PREPARES THE GROUND.
Father Lamormain had sent for Nigel. This in itself was a relief from the daily dispiriting round. Nothing could have been duller than the court of Vienna six weeks or more after Breitenfeld. The news which, despite a disunited Germany in arms, came with frequency to Father Lamormain through his far-reaching Jesuit agencies as well as by the military messengers, was to the effect that Gustavus was besieging Würzburg, and that the Elector of Saxony, John George, having recovered Leipzig, was now clearing his province of Lusatia of the Imperial troops, sent there under Rudolf von Tiefbach, before he set out to the conquest of Bohemia.

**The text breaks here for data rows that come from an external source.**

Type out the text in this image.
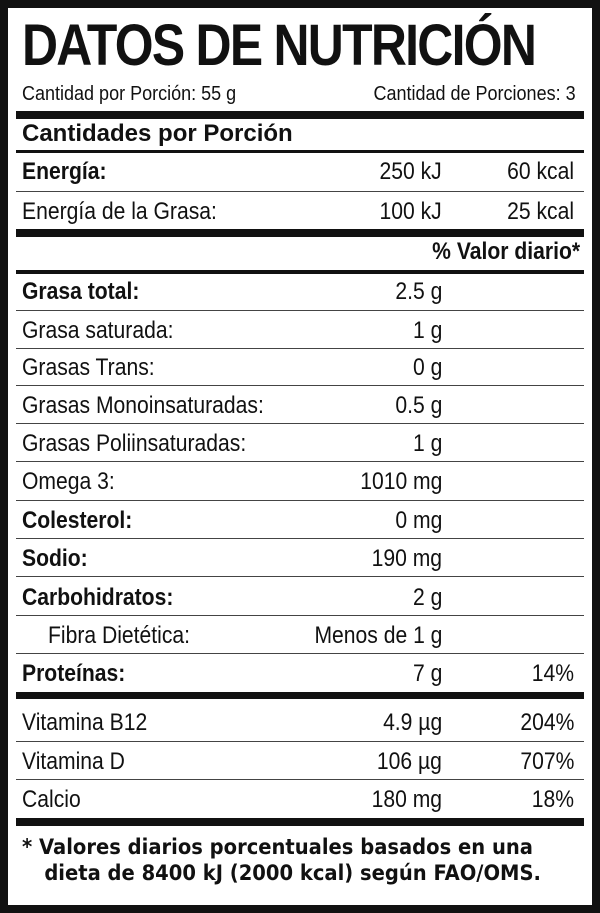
DATOS DE NUTRICIÓN
Cantidad por Porción: 55 g	Cantidad de Porciones: 3
Cantidades por Porción
Energía:	250 kJ	60 kcal
Energía de la Grasa:	100 kJ	25 kcal
% Valor diario*
Grasa total:	2.5 g
Grasa saturada:	1 g
Grasas Trans:	0 g
Grasas Monoinsaturadas:	0.5 g
Grasas Poliinsaturadas:	1 g
Omega 3:	1010 mg
Colesterol:	0 mg
Sodio:	190 mg
Carbohidratos:	2 g
Fibra Dietética:	Menos de 1 g
Proteínas:	7 g	14%
Vitamina B12	4.9 µg	204%
Vitamina D	106 µg	707%
Calcio	180 mg	18%
* Valores diarios porcentuales basados en una
dieta de 8400 kJ (2000 kcal) según FAO/OMS.
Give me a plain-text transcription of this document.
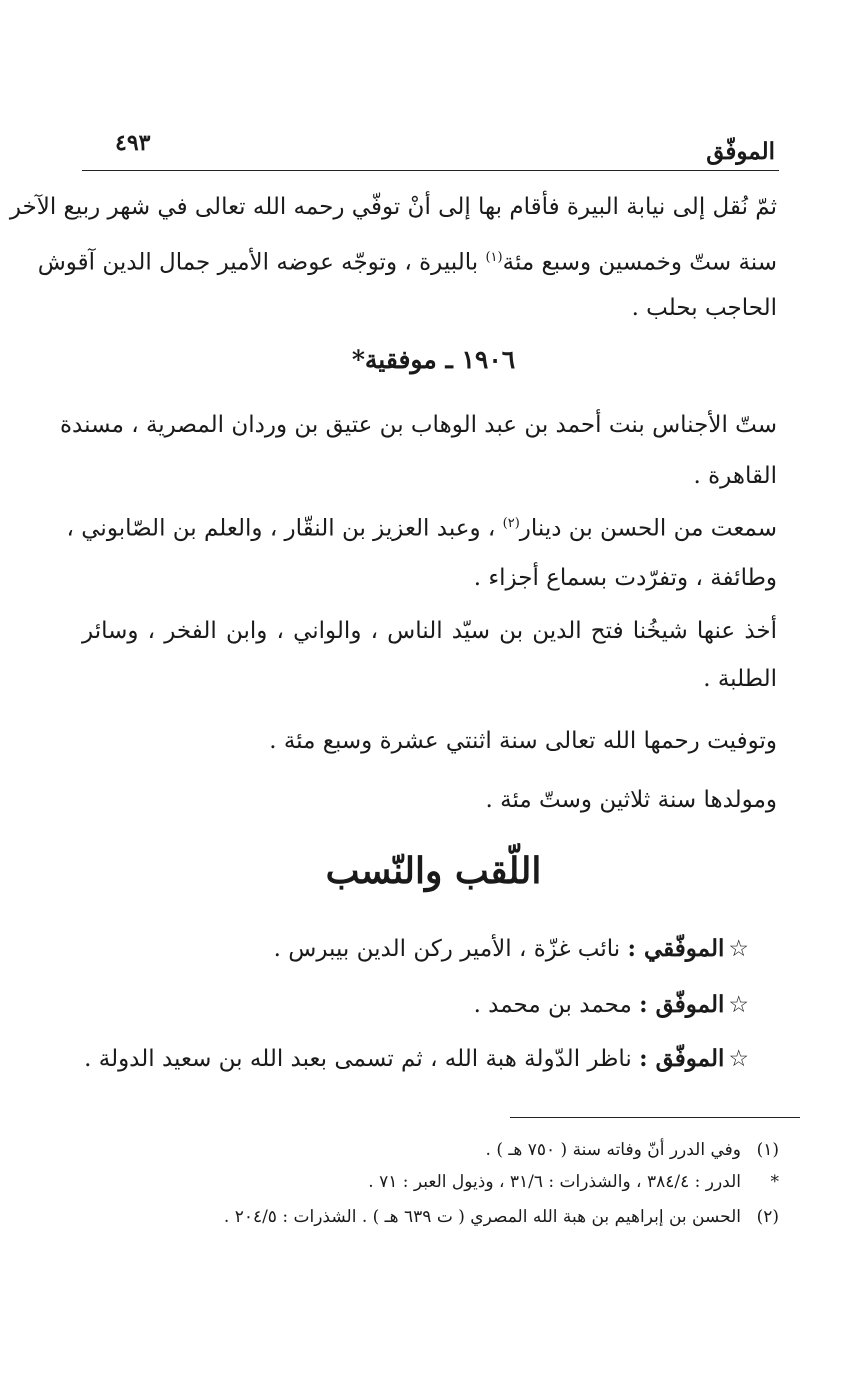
الموفّق
٤٩٣
ثمّ نُقل إلى نيابة البيرة فأقام بها إلى أنْ توفّي رحمه الله تعالى في شهر ربيع الآخر
سنة ستّ وخمسين وسبع مئة$^{(١)}$ بالبيرة ، وتوجّه عوضه الأمير جمال الدين آقوش
الحاجب بحلب .
١٩٠٦ ـ موفقية*
ستّ الأجناس بنت أحمد بن عبد الوهاب بن عتيق بن وردان المصرية ، مسندة
القاهرة .
سمعت من الحسن بن دينار$^{(٢)}$ ، وعبد العزيز بن النقّار ، والعلم بن الصّابوني ،
وطائفة ، وتفرّدت بسماع أجزاء .
أخذ عنها شيخُنا فتح الدين بن سيّد الناس ، والواني ، وابن الفخر ، وسائر
الطلبة .
وتوفيت رحمها الله تعالى سنة اثنتي عشرة وسبع مئة .
ومولدها سنة ثلاثين وستّ مئة .
اللّقب والنّسب
☆الموفّقي : نائب غزّة ، الأمير ركن الدين بيبرس .
☆الموفّق : محمد بن محمد .
☆الموفّق : ناظر الدّولة هبة الله ، ثم تسمى بعبد الله بن سعيد الدولة .
(١)وفي الدرر أنّ وفاته سنة ( ٧٥٠ هـ ) .
*الدرر : ٣٨٤/٤ ، والشذرات : ٣١/٦ ، وذيول العبر : ٧١ .
(٢)الحسن بن إبراهيم بن هبة الله المصري ( ت ٦٣٩ هـ ) . الشذرات : ٢٠٤/٥ .
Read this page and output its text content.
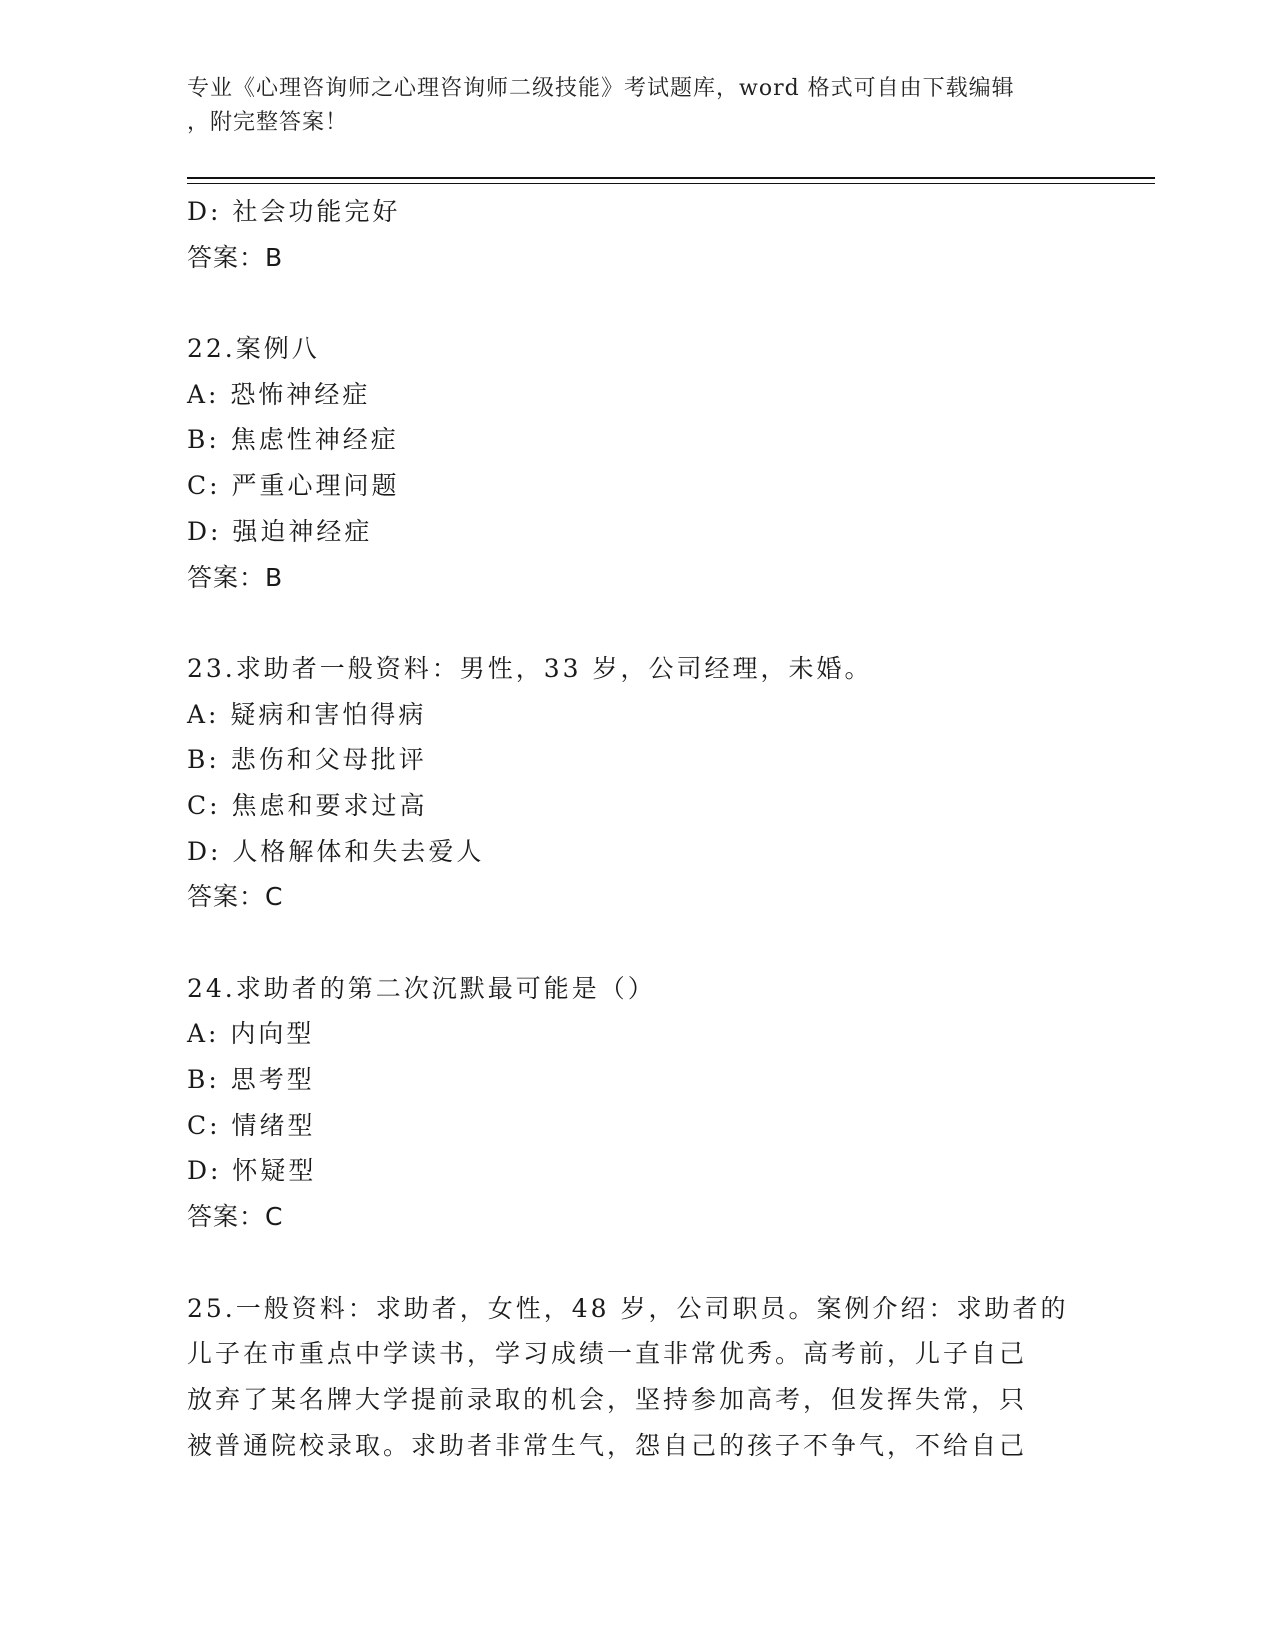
专业《心理咨询师之心理咨询师二级技能》考试题库，word 格式可自由下载编辑
，附完整答案！
D: 社会功能完好
答案：B
22.案例八
A: 恐怖神经症
B: 焦虑性神经症
C: 严重心理问题
D: 强迫神经症
答案：B
23.求助者一般资料：男性，33 岁，公司经理，未婚。
A: 疑病和害怕得病
B: 悲伤和父母批评
C: 焦虑和要求过高
D: 人格解体和失去爱人
答案：C
24.求助者的第二次沉默最可能是（）
A: 内向型
B: 思考型
C: 情绪型
D: 怀疑型
答案：C
25.一般资料：求助者，女性，48 岁，公司职员。案例介绍：求助者的
儿子在市重点中学读书，学习成绩一直非常优秀。高考前，儿子自己
放弃了某名牌大学提前录取的机会，坚持参加高考，但发挥失常，只
被普通院校录取。求助者非常生气，怨自己的孩子不争气，不给自己
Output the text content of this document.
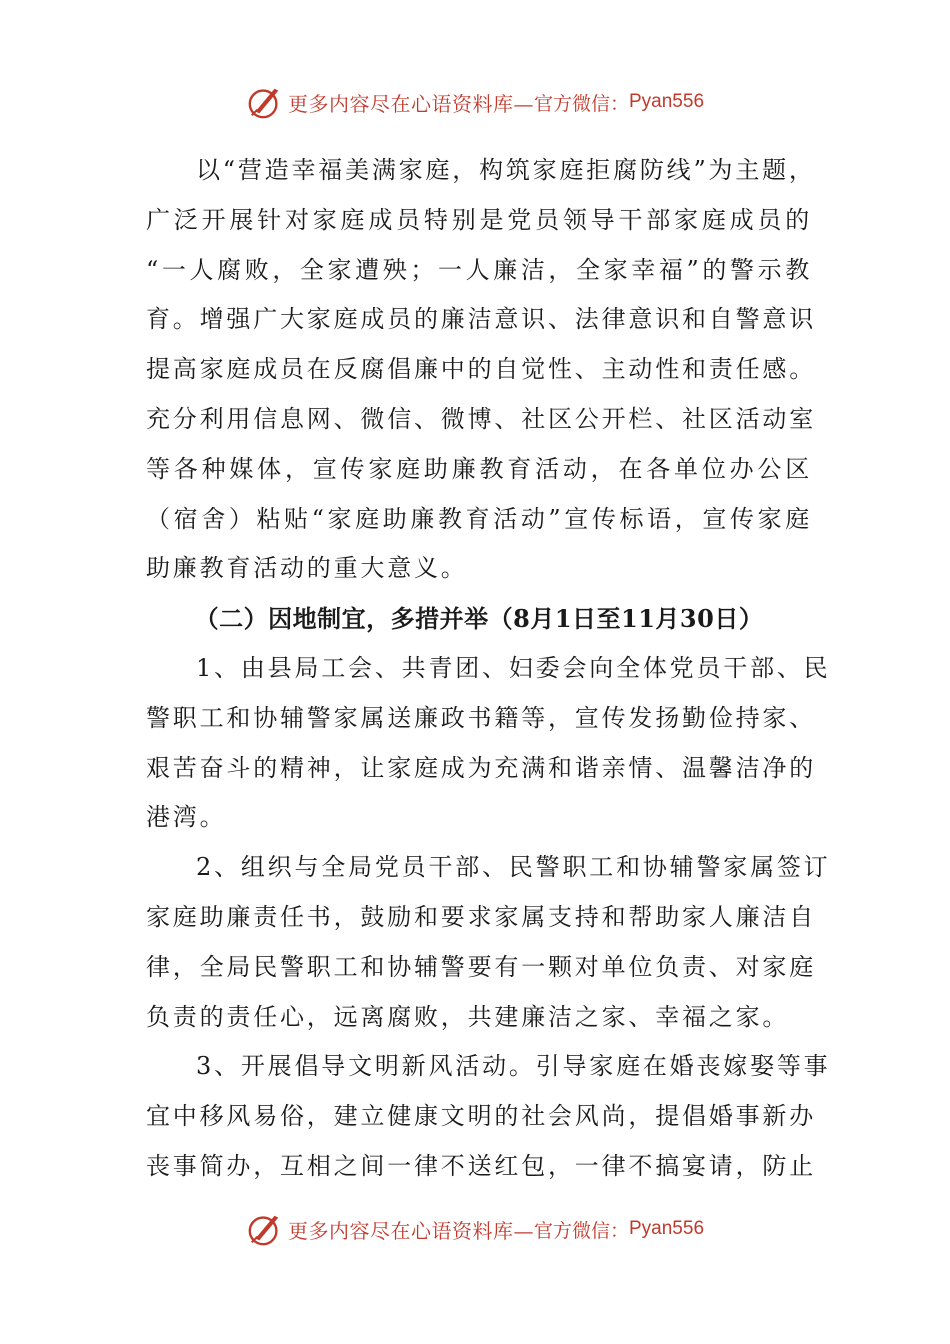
更多内容尽在心语资料库— 官方微信： Pyan556
以“营造幸福美满家庭，构筑家庭拒腐防线”为主题，
广泛开展针对家庭成员特别是党员领导干部家庭成员的
“一人腐败，全家遭殃；一人廉洁，全家幸福”的警示教
育。增强广大家庭成员的廉洁意识、法律意识和自警意识
提高家庭成员在反腐倡廉中的自觉性、主动性和责任感。
充分利用信息网、微信、微博、社区公开栏、社区活动室
等各种媒体，宣传家庭助廉教育活动，在各单位办公区
（宿舍）粘贴“家庭助廉教育活动”宣传标语，宣传家庭
助廉教育活动的重大意义。
（二）因地制宜，多措并举（8月1日至11月30日）
1、由县局工会、共青团、妇委会向全体党员干部、民
警职工和协辅警家属送廉政书籍等，宣传发扬勤俭持家、
艰苦奋斗的精神，让家庭成为充满和谐亲情、温馨洁净的
港湾。
2、组织与全局党员干部、民警职工和协辅警家属签订
家庭助廉责任书，鼓励和要求家属支持和帮助家人廉洁自
律，全局民警职工和协辅警要有一颗对单位负责、对家庭
负责的责任心，远离腐败，共建廉洁之家、幸福之家。
3、开展倡导文明新风活动。引导家庭在婚丧嫁娶等事
宜中移风易俗，建立健康文明的社会风尚，提倡婚事新办
丧事简办，互相之间一律不送红包，一律不搞宴请，防止
更多内容尽在心语资料库— 官方微信： Pyan556
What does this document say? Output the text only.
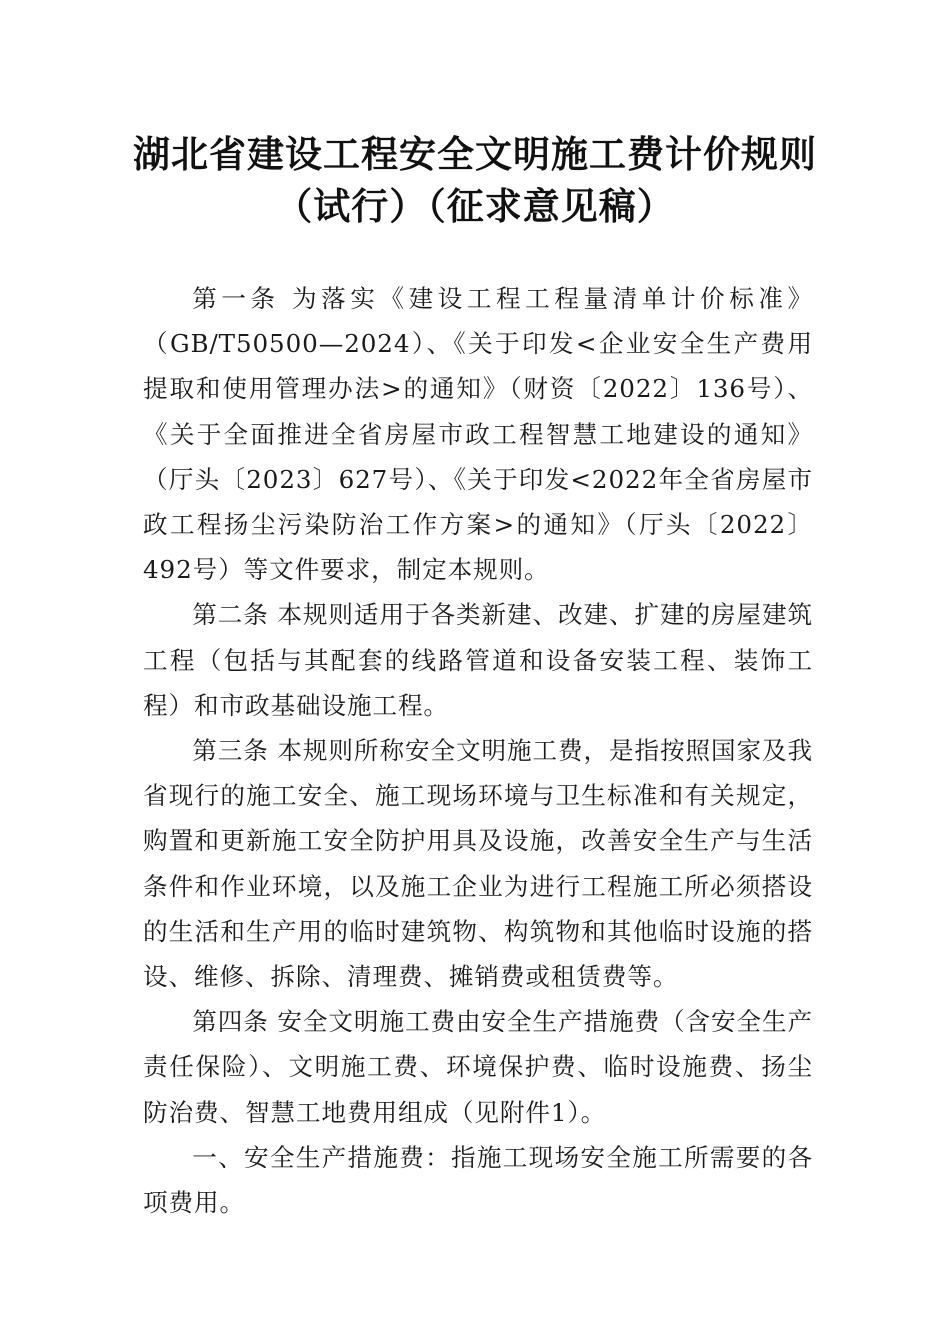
湖北省建设工程安全文明施工费计价规则
（试行）（征求意见稿）

第一条 为落实《建设工程工程量清单计价标准》（GB/T50500—2024）、《关于印发<企业安全生产费用提取和使用管理办法>的通知》（财资〔2022〕136号）、《关于全面推进全省房屋市政工程智慧工地建设的通知》（厅头〔2023〕627号）、《关于印发<2022年全省房屋市政工程扬尘污染防治工作方案>的通知》（厅头〔2022〕492号）等文件要求，制定本规则。

第二条 本规则适用于各类新建、改建、扩建的房屋建筑工程（包括与其配套的线路管道和设备安装工程、装饰工程）和市政基础设施工程。

第三条 本规则所称安全文明施工费，是指按照国家及我省现行的施工安全、施工现场环境与卫生标准和有关规定，购置和更新施工安全防护用具及设施，改善安全生产与生活条件和作业环境，以及施工企业为进行工程施工所必须搭设的生活和生产用的临时建筑物、构筑物和其他临时设施的搭设、维修、拆除、清理费、摊销费或租赁费等。

第四条 安全文明施工费由安全生产措施费（含安全生产责任保险）、文明施工费、环境保护费、临时设施费、扬尘防治费、智慧工地费用组成（见附件1）。

一、安全生产措施费：指施工现场安全施工所需要的各项费用。
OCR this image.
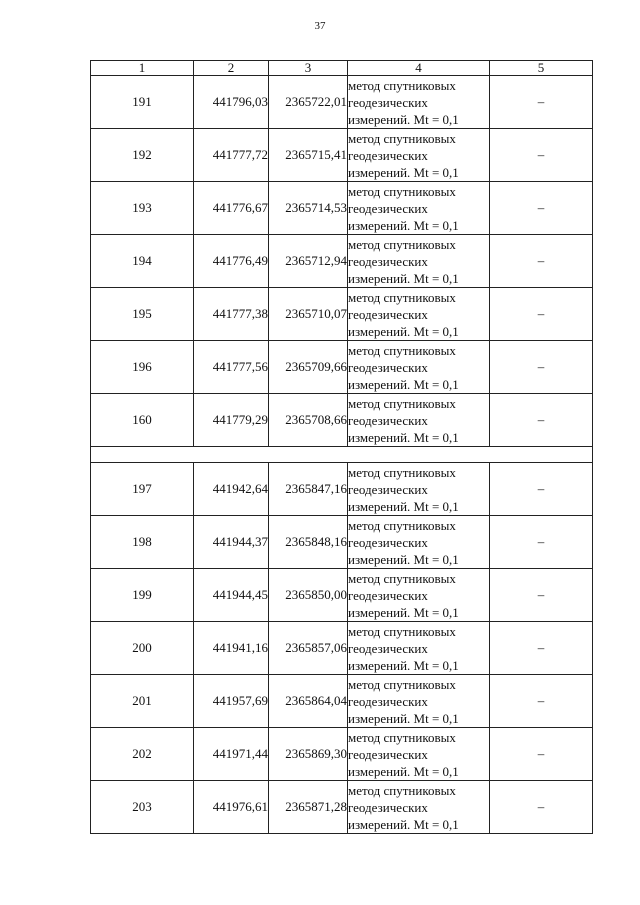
37
1	2	3	4	5
191	441796,03	2365722,01	метод спутниковых
геодезических
измерений. Mt = 0,1	–
192	441777,72	2365715,41	метод спутниковых
геодезических
измерений. Mt = 0,1	–
193	441776,67	2365714,53	метод спутниковых
геодезических
измерений. Mt = 0,1	–
194	441776,49	2365712,94	метод спутниковых
геодезических
измерений. Mt = 0,1	–
195	441777,38	2365710,07	метод спутниковых
геодезических
измерений. Mt = 0,1	–
196	441777,56	2365709,66	метод спутниковых
геодезических
измерений. Mt = 0,1	–
160	441779,29	2365708,66	метод спутниковых
геодезических
измерений. Mt = 0,1	–

197	441942,64	2365847,16	метод спутниковых
геодезических
измерений. Mt = 0,1	–
198	441944,37	2365848,16	метод спутниковых
геодезических
измерений. Mt = 0,1	–
199	441944,45	2365850,00	метод спутниковых
геодезических
измерений. Mt = 0,1	–
200	441941,16	2365857,06	метод спутниковых
геодезических
измерений. Mt = 0,1	–
201	441957,69	2365864,04	метод спутниковых
геодезических
измерений. Mt = 0,1	–
202	441971,44	2365869,30	метод спутниковых
геодезических
измерений. Mt = 0,1	–
203	441976,61	2365871,28	метод спутниковых
геодезических
измерений. Mt = 0,1	–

Nigel himself was fretting. For by this time Tilly had gathered an army and had reached the Rhine. Nigel would fain have been with him. He found employment in Vienna helping to enrol and drill the troops that were being enlisted with a view to resisting the threatened invasion of Bohemia by the Saxon Elector, but men came in slowly. And over every one and every action brooded a spirit of depression. The outlook since the crushing defeat of Breitenfeld was not a pleasant one. There was a vague belief that Tilly on the Rhine, Pappenheim, who had managed to reach Westphalia and raise men there, the Spaniards in Lorraine and the Rhenish Palatinate, and Maximilian in Bavaria, would in some way or other be too much for Gustavus. But there was no good news.
"How goes the recruiting, colonel?"
"Slowly! There is no spring in it, Father!"
"Ah! How many men do you think we shall have to meet John George?"
"That depends on Bohemia!"
"And Bohemia means?"
"Wallenstein!"
"I notice," said Father Lamormain, "that you do not pronounce the name in the same tone of admiration you once used to?"